Abstract

Normal tuple-generating dependencies (NTGDs) are TGDs enriched with default negation, a.k.a. negation as failure. Query answering under NTGDs, where negation is interpreted according to the stable model semantics, is an intriguing new problem that gave rise to flourishing research activity in the database and KR communities. So far, all the existing works that investigate this problem, except for one recent paper that adopts an operational semantics based on the chase, follow the so-called logic programming (LP) approach. According to the LP approach, the existentially quantified variables are first eliminated via Skolemization, which leads to a normal logic program, and then the standard stable model semantics for normal logic programs is applied. However, as we discuss in the paper, Skolemization is not appropriate in the presence of default negation since it fails to capture the intended meaning of NTGDs, while the operational semantics mentioned above fails to overcome the limitations of the LP approach.

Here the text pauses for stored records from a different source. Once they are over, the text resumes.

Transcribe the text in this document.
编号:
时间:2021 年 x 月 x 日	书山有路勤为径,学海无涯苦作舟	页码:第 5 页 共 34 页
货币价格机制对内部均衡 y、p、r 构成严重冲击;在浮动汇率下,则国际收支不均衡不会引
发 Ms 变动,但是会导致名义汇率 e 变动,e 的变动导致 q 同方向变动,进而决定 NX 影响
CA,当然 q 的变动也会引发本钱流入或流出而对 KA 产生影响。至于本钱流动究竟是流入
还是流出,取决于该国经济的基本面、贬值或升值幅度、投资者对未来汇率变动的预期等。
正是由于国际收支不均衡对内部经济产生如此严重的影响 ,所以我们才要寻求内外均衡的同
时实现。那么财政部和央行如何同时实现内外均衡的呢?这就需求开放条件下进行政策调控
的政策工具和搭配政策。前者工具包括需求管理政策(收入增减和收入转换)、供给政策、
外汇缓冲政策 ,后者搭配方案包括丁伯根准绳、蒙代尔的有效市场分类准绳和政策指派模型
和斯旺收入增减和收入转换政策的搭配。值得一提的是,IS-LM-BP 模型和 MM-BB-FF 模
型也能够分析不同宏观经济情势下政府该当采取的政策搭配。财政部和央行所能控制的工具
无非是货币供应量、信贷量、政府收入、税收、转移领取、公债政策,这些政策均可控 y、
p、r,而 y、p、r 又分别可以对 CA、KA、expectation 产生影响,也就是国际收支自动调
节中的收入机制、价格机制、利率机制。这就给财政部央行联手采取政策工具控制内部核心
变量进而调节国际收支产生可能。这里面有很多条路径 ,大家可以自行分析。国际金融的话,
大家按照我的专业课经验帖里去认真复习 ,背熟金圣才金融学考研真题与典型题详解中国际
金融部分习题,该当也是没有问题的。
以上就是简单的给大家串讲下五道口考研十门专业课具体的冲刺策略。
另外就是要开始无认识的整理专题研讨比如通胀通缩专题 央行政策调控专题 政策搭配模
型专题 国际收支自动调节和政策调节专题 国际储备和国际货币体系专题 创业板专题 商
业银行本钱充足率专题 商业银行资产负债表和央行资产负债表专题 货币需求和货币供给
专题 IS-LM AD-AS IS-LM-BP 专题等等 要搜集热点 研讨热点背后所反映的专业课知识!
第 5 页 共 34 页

This reveals the need to adopt an alternative approach to stable model semantics that is directly applicable to NTGDs with existentially quantified variables. We propose such an approach based on a recent characterization of stable models in terms of second-order logic, which indeed overcomes the limitations of the LP approach. We then perform an in-depth complexity analysis of query answering under prominent classes of NTGDs based on the main decidability paradigms for TGDs, namely weak-acyclicity, guardedness and stickiness. Interestingly, weakly-acyclic NTGDs give rise to robust and highly expressive query languages that allow us to solve in a declarative way problems in the second level of the polynomial hierarchy.